Putting protein into perspective
Putting Protein into Perspective
Author: Lisa Donaldson APD
Protein is a pretty amazing macronutrient. It is part of every single cell in our body; our hair, nails, muscles, ligaments, skin… even blood! Protein is commonly referred to as the building blocks inside our body, and rightfully so – it is protein that helps our body repair and rebuild every day. So how much protein do we actually need?

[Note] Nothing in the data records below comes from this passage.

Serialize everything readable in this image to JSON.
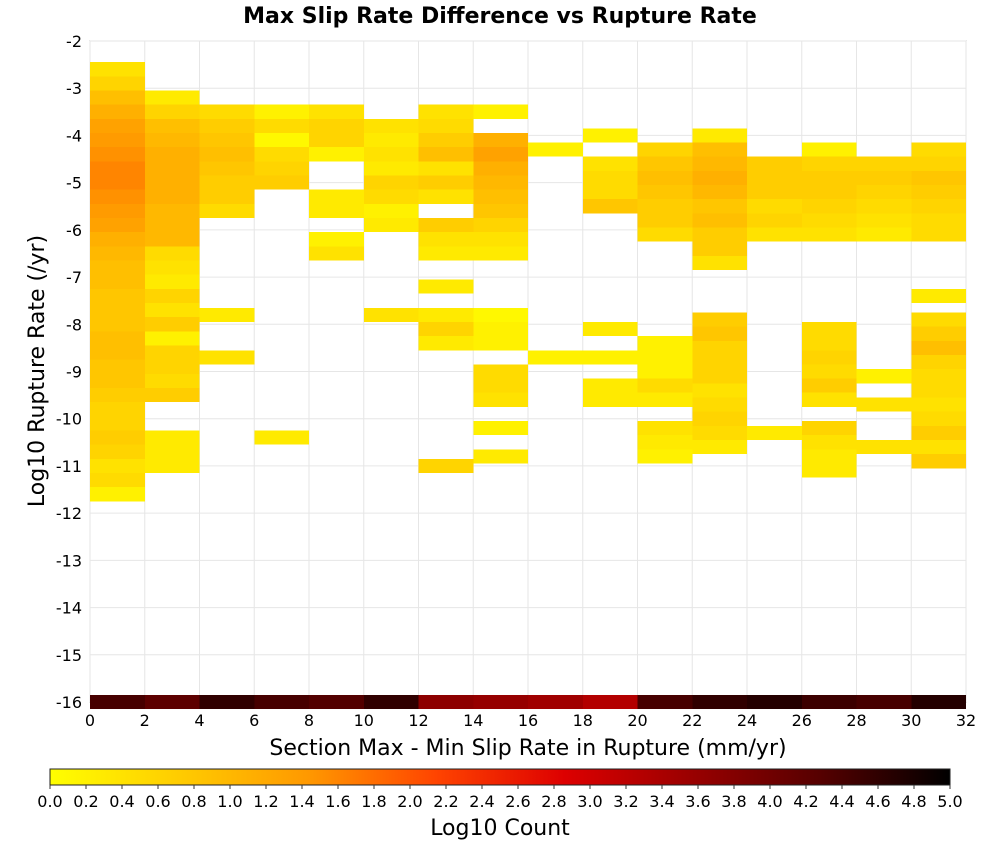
{
  "chart_data": {
    "type": "heatmap",
    "title": "Max Slip Rate Difference vs Rupture Rate",
    "xlabel": "Section Max - Min Slip Rate in Rupture (mm/yr)",
    "ylabel": "Log10 Rupture Rate (/yr)",
    "xlim": [
      0,
      32
    ],
    "ylim": [
      -16,
      -2
    ],
    "x_ticks": [
      "0",
      "2",
      "4",
      "6",
      "8",
      "10",
      "12",
      "14",
      "16",
      "18",
      "20",
      "22",
      "24",
      "26",
      "28",
      "30",
      "32"
    ],
    "y_ticks": [
      "-2",
      "-3",
      "-4",
      "-5",
      "-6",
      "-7",
      "-8",
      "-9",
      "-10",
      "-11",
      "-12",
      "-13",
      "-14",
      "-15",
      "-16"
    ],
    "x_bin_width": 2,
    "y_bin_width": 0.3,
    "grid": true,
    "colorbar": {
      "label": "Log10 Count",
      "min": 0.0,
      "max": 5.0,
      "ticks": [
        "0.0",
        "0.2",
        "0.4",
        "0.6",
        "0.8",
        "1.0",
        "1.2",
        "1.4",
        "1.6",
        "1.8",
        "2.0",
        "2.2",
        "2.4",
        "2.6",
        "2.8",
        "3.0",
        "3.2",
        "3.4",
        "3.6",
        "3.8",
        "4.0",
        "4.2",
        "4.4",
        "4.6",
        "4.8",
        "5.0"
      ],
      "colors": [
        "#ffff00",
        "#ffcc00",
        "#ff9900",
        "#ff4400",
        "#dd0000",
        "#990000",
        "#550000",
        "#000000"
      ]
    },
    "series": [
      {
        "x": 1,
        "cells": [
          [
            -2.6,
            0.4
          ],
          [
            -2.9,
            0.6
          ],
          [
            -3.2,
            0.9
          ],
          [
            -3.5,
            1.1
          ],
          [
            -3.8,
            1.3
          ],
          [
            -4.1,
            1.4
          ],
          [
            -4.4,
            1.5
          ],
          [
            -4.7,
            1.6
          ],
          [
            -5.0,
            1.6
          ],
          [
            -5.3,
            1.5
          ],
          [
            -5.6,
            1.4
          ],
          [
            -5.9,
            1.3
          ],
          [
            -6.2,
            1.1
          ],
          [
            -6.5,
            1.0
          ],
          [
            -6.8,
            0.9
          ],
          [
            -7.1,
            0.9
          ],
          [
            -7.4,
            0.8
          ],
          [
            -7.7,
            0.8
          ],
          [
            -8.0,
            0.8
          ],
          [
            -8.3,
            0.9
          ],
          [
            -8.6,
            0.9
          ],
          [
            -8.9,
            0.8
          ],
          [
            -9.2,
            0.8
          ],
          [
            -9.5,
            0.7
          ],
          [
            -9.8,
            0.6
          ],
          [
            -10.1,
            0.6
          ],
          [
            -10.4,
            0.7
          ],
          [
            -10.7,
            0.6
          ],
          [
            -11.0,
            0.4
          ],
          [
            -11.3,
            0.5
          ],
          [
            -11.6,
            0.2
          ],
          [
            -16.0,
            4.4
          ]
        ]
      },
      {
        "x": 3,
        "cells": [
          [
            -3.2,
            0.3
          ],
          [
            -3.5,
            0.6
          ],
          [
            -3.8,
            0.9
          ],
          [
            -4.1,
            1.0
          ],
          [
            -4.4,
            1.1
          ],
          [
            -4.7,
            1.1
          ],
          [
            -5.0,
            1.1
          ],
          [
            -5.3,
            1.1
          ],
          [
            -5.6,
            1.0
          ],
          [
            -5.9,
            1.0
          ],
          [
            -6.2,
            1.0
          ],
          [
            -6.5,
            0.5
          ],
          [
            -6.8,
            0.4
          ],
          [
            -7.1,
            0.3
          ],
          [
            -7.4,
            0.6
          ],
          [
            -7.7,
            0.4
          ],
          [
            -8.0,
            0.7
          ],
          [
            -8.3,
            0.2
          ],
          [
            -8.6,
            0.6
          ],
          [
            -8.9,
            0.6
          ],
          [
            -9.2,
            0.5
          ],
          [
            -9.5,
            0.7
          ],
          [
            -10.4,
            0.3
          ],
          [
            -10.7,
            0.3
          ],
          [
            -11.0,
            0.3
          ],
          [
            -16.0,
            4.2
          ]
        ]
      },
      {
        "x": 5,
        "cells": [
          [
            -3.5,
            0.5
          ],
          [
            -3.8,
            0.7
          ],
          [
            -4.1,
            0.8
          ],
          [
            -4.4,
            0.9
          ],
          [
            -4.7,
            0.8
          ],
          [
            -5.0,
            0.7
          ],
          [
            -5.3,
            0.7
          ],
          [
            -5.6,
            0.5
          ],
          [
            -7.8,
            0.3
          ],
          [
            -8.7,
            0.4
          ],
          [
            -16.0,
            4.6
          ]
        ]
      },
      {
        "x": 7,
        "cells": [
          [
            -3.5,
            0.2
          ],
          [
            -3.8,
            0.5
          ],
          [
            -4.1,
            0.1
          ],
          [
            -4.4,
            0.5
          ],
          [
            -4.7,
            0.6
          ],
          [
            -5.0,
            0.7
          ],
          [
            -10.4,
            0.3
          ],
          [
            -16.0,
            4.4
          ]
        ]
      },
      {
        "x": 9,
        "cells": [
          [
            -3.5,
            0.4
          ],
          [
            -3.8,
            0.6
          ],
          [
            -4.1,
            0.6
          ],
          [
            -4.4,
            0.2
          ],
          [
            -5.3,
            0.3
          ],
          [
            -5.6,
            0.3
          ],
          [
            -6.2,
            0.2
          ],
          [
            -6.5,
            0.4
          ],
          [
            -16.0,
            4.3
          ]
        ]
      },
      {
        "x": 11,
        "cells": [
          [
            -3.8,
            0.4
          ],
          [
            -4.1,
            0.3
          ],
          [
            -4.4,
            0.4
          ],
          [
            -4.7,
            0.3
          ],
          [
            -5.0,
            0.6
          ],
          [
            -5.3,
            0.5
          ],
          [
            -5.6,
            0.2
          ],
          [
            -5.9,
            0.3
          ],
          [
            -7.8,
            0.4
          ],
          [
            -16.0,
            4.6
          ]
        ]
      },
      {
        "x": 13,
        "cells": [
          [
            -3.5,
            0.4
          ],
          [
            -3.8,
            0.5
          ],
          [
            -4.1,
            0.7
          ],
          [
            -4.4,
            0.9
          ],
          [
            -4.7,
            0.4
          ],
          [
            -5.0,
            0.7
          ],
          [
            -5.3,
            0.4
          ],
          [
            -5.9,
            0.7
          ],
          [
            -6.2,
            0.4
          ],
          [
            -6.5,
            0.3
          ],
          [
            -7.2,
            0.3
          ],
          [
            -7.8,
            0.3
          ],
          [
            -8.1,
            0.6
          ],
          [
            -8.4,
            0.3
          ],
          [
            -11.0,
            0.6
          ],
          [
            -16.0,
            3.7
          ]
        ]
      },
      {
        "x": 15,
        "cells": [
          [
            -3.5,
            0.2
          ],
          [
            -4.1,
            1.1
          ],
          [
            -4.4,
            1.3
          ],
          [
            -4.7,
            1.1
          ],
          [
            -5.0,
            1.0
          ],
          [
            -5.3,
            0.9
          ],
          [
            -5.6,
            0.8
          ],
          [
            -5.9,
            0.6
          ],
          [
            -6.2,
            0.4
          ],
          [
            -6.5,
            0.3
          ],
          [
            -7.8,
            0.1
          ],
          [
            -8.1,
            0.2
          ],
          [
            -8.4,
            0.2
          ],
          [
            -9.0,
            0.5
          ],
          [
            -9.3,
            0.5
          ],
          [
            -9.6,
            0.4
          ],
          [
            -10.2,
            0.2
          ],
          [
            -10.8,
            0.3
          ],
          [
            -16.0,
            3.6
          ]
        ]
      },
      {
        "x": 17,
        "cells": [
          [
            -4.3,
            0.2
          ],
          [
            -8.7,
            0.2
          ],
          [
            -16.0,
            3.5
          ]
        ]
      },
      {
        "x": 19,
        "cells": [
          [
            -4.0,
            0.2
          ],
          [
            -4.6,
            0.4
          ],
          [
            -4.9,
            0.5
          ],
          [
            -5.2,
            0.5
          ],
          [
            -5.5,
            0.8
          ],
          [
            -8.1,
            0.3
          ],
          [
            -8.7,
            0.2
          ],
          [
            -9.3,
            0.3
          ],
          [
            -9.6,
            0.3
          ],
          [
            -16.0,
            3.3
          ]
        ]
      },
      {
        "x": 21,
        "cells": [
          [
            -4.3,
            0.6
          ],
          [
            -4.6,
            0.8
          ],
          [
            -4.9,
            0.9
          ],
          [
            -5.2,
            0.8
          ],
          [
            -5.5,
            0.7
          ],
          [
            -5.8,
            0.7
          ],
          [
            -6.1,
            0.5
          ],
          [
            -8.4,
            0.2
          ],
          [
            -8.7,
            0.2
          ],
          [
            -9.0,
            0.2
          ],
          [
            -9.3,
            0.5
          ],
          [
            -9.6,
            0.3
          ],
          [
            -10.2,
            0.4
          ],
          [
            -10.5,
            0.3
          ],
          [
            -10.8,
            0.2
          ],
          [
            -16.0,
            4.4
          ]
        ]
      },
      {
        "x": 23,
        "cells": [
          [
            -4.0,
            0.3
          ],
          [
            -4.3,
            0.9
          ],
          [
            -4.6,
            1.0
          ],
          [
            -4.9,
            1.1
          ],
          [
            -5.2,
            1.0
          ],
          [
            -5.5,
            0.8
          ],
          [
            -5.8,
            0.9
          ],
          [
            -6.1,
            0.7
          ],
          [
            -6.4,
            0.7
          ],
          [
            -6.7,
            0.4
          ],
          [
            -7.9,
            0.7
          ],
          [
            -8.2,
            0.8
          ],
          [
            -8.5,
            0.6
          ],
          [
            -8.8,
            0.6
          ],
          [
            -9.1,
            0.6
          ],
          [
            -9.4,
            0.4
          ],
          [
            -9.7,
            0.5
          ],
          [
            -10.0,
            0.6
          ],
          [
            -10.3,
            0.5
          ],
          [
            -10.6,
            0.3
          ],
          [
            -16.0,
            4.6
          ]
        ]
      },
      {
        "x": 25,
        "cells": [
          [
            -4.6,
            0.7
          ],
          [
            -4.9,
            0.7
          ],
          [
            -5.2,
            0.7
          ],
          [
            -5.5,
            0.5
          ],
          [
            -5.8,
            0.6
          ],
          [
            -6.1,
            0.4
          ],
          [
            -10.3,
            0.3
          ],
          [
            -16.0,
            4.7
          ]
        ]
      },
      {
        "x": 27,
        "cells": [
          [
            -4.3,
            0.2
          ],
          [
            -4.6,
            0.6
          ],
          [
            -4.9,
            0.7
          ],
          [
            -5.2,
            0.7
          ],
          [
            -5.5,
            0.6
          ],
          [
            -5.8,
            0.5
          ],
          [
            -6.1,
            0.4
          ],
          [
            -8.1,
            0.5
          ],
          [
            -8.4,
            0.5
          ],
          [
            -8.7,
            0.6
          ],
          [
            -9.0,
            0.5
          ],
          [
            -9.3,
            0.7
          ],
          [
            -9.6,
            0.4
          ],
          [
            -10.2,
            0.6
          ],
          [
            -10.5,
            0.4
          ],
          [
            -10.8,
            0.3
          ],
          [
            -11.1,
            0.3
          ],
          [
            -16.0,
            4.5
          ]
        ]
      },
      {
        "x": 29,
        "cells": [
          [
            -4.6,
            0.6
          ],
          [
            -4.9,
            0.7
          ],
          [
            -5.2,
            0.6
          ],
          [
            -5.5,
            0.5
          ],
          [
            -5.8,
            0.4
          ],
          [
            -6.1,
            0.3
          ],
          [
            -9.1,
            0.2
          ],
          [
            -9.7,
            0.4
          ],
          [
            -10.6,
            0.4
          ],
          [
            -16.0,
            4.4
          ]
        ]
      },
      {
        "x": 31,
        "cells": [
          [
            -4.3,
            0.5
          ],
          [
            -4.6,
            0.6
          ],
          [
            -4.9,
            0.8
          ],
          [
            -5.2,
            0.7
          ],
          [
            -5.5,
            0.6
          ],
          [
            -5.8,
            0.5
          ],
          [
            -6.1,
            0.5
          ],
          [
            -7.4,
            0.3
          ],
          [
            -7.9,
            0.5
          ],
          [
            -8.2,
            0.7
          ],
          [
            -8.5,
            0.9
          ],
          [
            -8.8,
            0.6
          ],
          [
            -9.1,
            0.5
          ],
          [
            -9.4,
            0.5
          ],
          [
            -9.7,
            0.4
          ],
          [
            -10.0,
            0.5
          ],
          [
            -10.3,
            0.7
          ],
          [
            -10.6,
            0.4
          ],
          [
            -10.9,
            0.7
          ],
          [
            -16.0,
            4.7
          ]
        ]
      }
    ]
  }
}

Depending on your physical size, a person typically needs about 0.8-1.2g of protein per kilogram every day. To put that into some sort of perspective if you weigh…
120kg -> you’d need approximately 120g protein per day
100kg -> you’d need approximately 100g protein per day
60kg -> you’d need approximately 60g protein per day
50kg -> you’d need approximately 50g protein per day
The human body can synthesise about 30g of protein effectively at any one time, so if you are aiming to ‘build’ up muscle, spreading your protein serves across the day is better than eating a large amount of protein in a single sitting.
So let’s look at a day on the plate – using a range of protein sources to see how easy it is for the protein to add up across the course of the day.
BREAKFAST: 26g Protein
2 egg omelette with tomato, feta, baby spinach and 1 slice of wholegrain toast with avocado as spread. 1 cup of tea with milk.
SNACK: 10g Protein
Banana and 100g natural yoghurt
LUNCH: 31g Protein
Chicken Salad (100g chicken) with non-starchy salad vegies, a sprinkling of cashews and some chickpeas.
SNACK: 8g Protein
30g vintage cheese with 1 apple
DINNER: 25g protein
Steak (100g) with mashed sweet potato and greens
TOTAL = 100g Protein
Our day on the plate shows how you can effectively spread the protein content across the course of the day. Lean meat, nuts/seeds, legumes and dairy products are all wonderful sources of protein to help your body be strong.